【長嶋清幸 ゼロの勝負師(20)】1990年オフに広島から中日にトレード移籍。星野仙一監督の参謀役に作戦コーチの島野育夫さんがいて、やさしくしてもらった。島野さんも口ベタなので、きれいなことは言わないけど「大丈夫や」という気持ちがこもっている。長嶋茂雄さんと少し似てるところがある。星野さんが熱い半面、島野さんは落ち着いていたね。

「6番・センター」で開幕スタメン。星野さんを男にしようと思って頑張っていたのに、6月8日の横浜大洋戦(札幌)でプロ生活にかかわるくらいのアクシデントに見舞われた。就任5年目の星野さんはそれまで円山球場で一度も勝ったことがなかった。それを気にしていたのか、いきなり外出禁止。それはまあ仕方がない。俺って広島時代は札幌遠征がすごく調子よくて、寝ないで出てもホームランとか。円山が相性いいからいけるんじゃないか、星野さんに初勝利だって思っていた。

 横浜はパチョレック、ポンセ、高木豊さん、屋鋪要さんがいて、投手は斉藤明夫さん、遠藤一彦さんとか。でも後ろの投手が弱かった。その日は俺が2本塁打、大豊泰昭も2発で、これは初勝利をプレゼントできると思った。ところが、楽勝ムードが9回に雲行きが変わる。横浜のクリーンアップが3連続ポテンヒット。最初がショート、レフト、センターの間にポテン。次がショート、セカンド、センターの間にポトリ。次のパチョレックの打球が俺のいるセンター、ライト、セカンドの間に上がった。なんとか阻止しようと前に走ったら、セカンドの種田仁が猪突猛進で全くこっちを見ていない。死んでも捕ろうというくらいに来ていたから、これはぶつかると思って、ギリギリで俺が回避して体を反転させた。

 そうしたら円山球場の硬い土にスパイクだけ刺さった状態でヒザだけぐにっと曲がった。ヒザから下が動くと思っていたら動かず、ヒザから上だけが動いてた。もうヒザ下がなくなった感覚。激痛で息ができず、ベンチから来た大豊におんぶしてもらって下がった。すぐに救急病院に行ったら、見てくれた先生が「もう野球はできんな。これは引退しかないぞ…」って。マジか、これで俺の野球人生も終わった、と思った。

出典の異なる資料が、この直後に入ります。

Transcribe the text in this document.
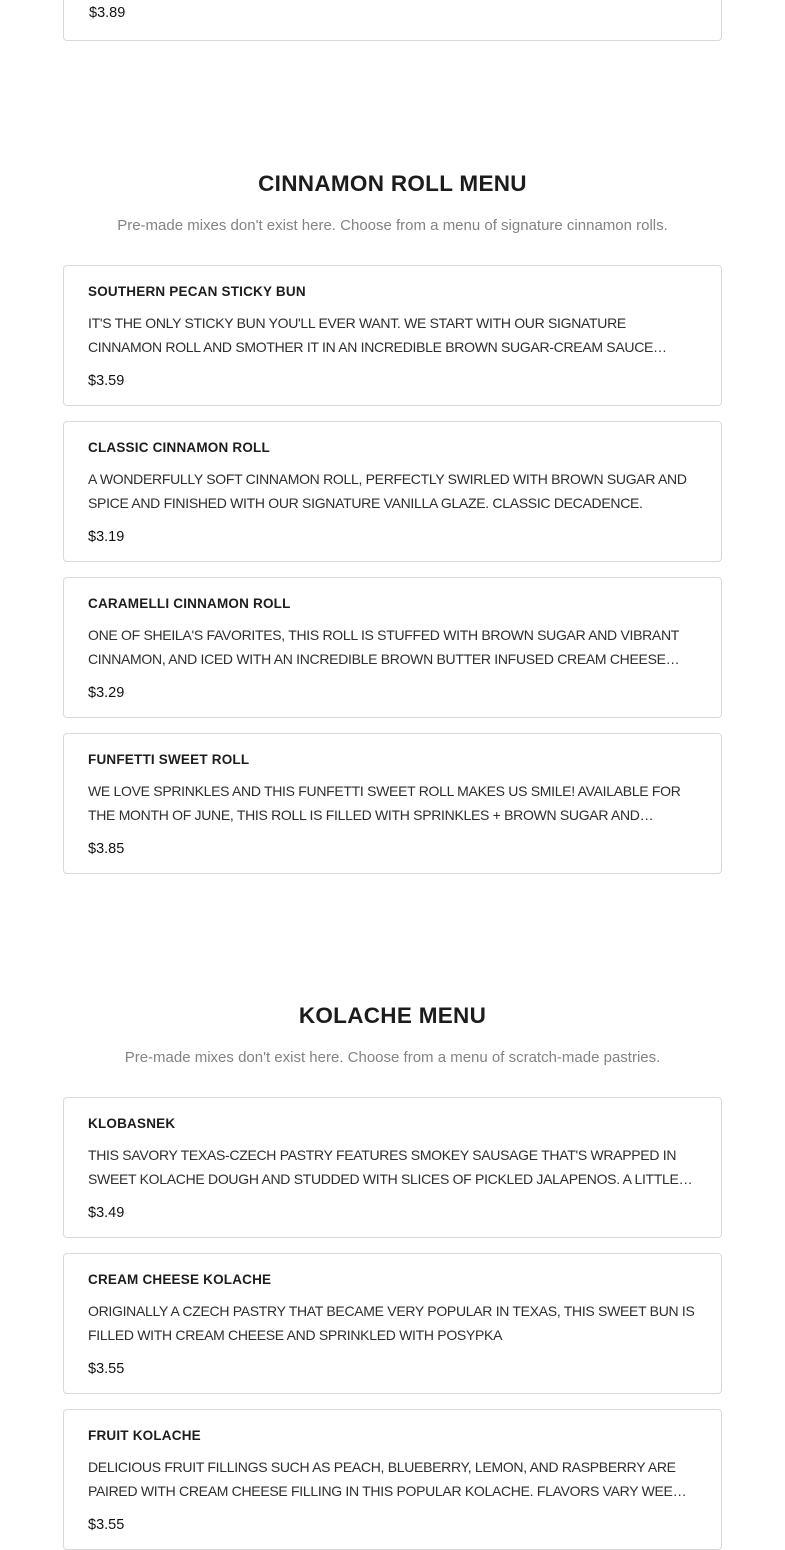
$3.89
CINNAMON ROLL MENU

Pre-made mixes don't exist here. Choose from a menu of signature cinnamon rolls.

SOUTHERN PECAN STICKY BUN
IT'S THE ONLY STICKY BUN YOU'LL EVER WANT. WE START WITH OUR SIGNATURE CINNAMON ROLL AND SMOTHER IT IN AN INCREDIBLE BROWN SUGAR-CREAM SAUCE…
$3.59
CLASSIC CINNAMON ROLL
A WONDERFULLY SOFT CINNAMON ROLL, PERFECTLY SWIRLED WITH BROWN SUGAR AND SPICE AND FINISHED WITH OUR SIGNATURE VANILLA GLAZE. CLASSIC DECADENCE.
$3.19
CARAMELLI CINNAMON ROLL
ONE OF SHEILA'S FAVORITES, THIS ROLL IS STUFFED WITH BROWN SUGAR AND VIBRANT CINNAMON, AND ICED WITH AN INCREDIBLE BROWN BUTTER INFUSED CREAM CHEESE…
$3.29
FUNFETTI SWEET ROLL
WE LOVE SPRINKLES AND THIS FUNFETTI SWEET ROLL MAKES US SMILE! AVAILABLE FOR THE MONTH OF JUNE, THIS ROLL IS FILLED WITH SPRINKLES + BROWN SUGAR AND…
$3.85
KOLACHE MENU

Pre-made mixes don't exist here. Choose from a menu of scratch-made pastries.

KLOBASNEK
THIS SAVORY TEXAS-CZECH PASTRY FEATURES SMOKEY SAUSAGE THAT'S WRAPPED IN SWEET KOLACHE DOUGH AND STUDDED WITH SLICES OF PICKLED JALAPENOS. A LITTLE…
$3.49
CREAM CHEESE KOLACHE
ORIGINALLY A CZECH PASTRY THAT BECAME VERY POPULAR IN TEXAS, THIS SWEET BUN IS FILLED WITH CREAM CHEESE AND SPRINKLED WITH POSYPKA
$3.55
FRUIT KOLACHE
DELICIOUS FRUIT FILLINGS SUCH AS PEACH, BLUEBERRY, LEMON, AND RASPBERRY ARE PAIRED WITH CREAM CHEESE FILLING IN THIS POPULAR KOLACHE. FLAVORS VARY WEE…
$3.55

 右ヒザ靱帯と半月板の損傷。試合は9―8で勝ったけど、代償があまりに大きい。松葉杖をついて飛行機で帰り、それから歩行できるまで半年以上かかった。当然シーズンは棒に振った。チームも夏場までは首位独走していたのに、最後に広島に逆転されて2位。

 その後にセンターに入っていた彦野利勝もサヨナラ本塁打を放って一塁を回った時に転倒し、右ヒザ靱帯を断裂。星野さんに「センターがしっかりしたら優勝できる」と言われて中日に来たのに2人続けて大ケガ。星野さんは責任を取って辞任し、保守派の高木守道さんが監督になられた。そして今度は落合博満さんと…。

 ☆ながしま・きよゆき 1961年11月12日、静岡県浜岡町(現御前崎市)出身。静岡県自動車工業高から79年ドラフト外で広島入団。83年に背番号0をつけて外野のレギュラーに定着し、ダイヤモンドグラブ賞を受賞。84年9月15、16日の巨人戦では2戦連続のサヨナラ本塁打を放って優勝に貢献し、阪急との日本シリーズでは3本塁打、10打点の活躍でMVPに輝く。91年に中日にトレード移籍。93年にロッテ、94年から阪神でプレーし、97年に引退。その後は阪神、中日、三星(韓国)、ロッテでコーチを続けた。2020年に愛知のカレー店「元祖台湾カレー」のオーナーとなる。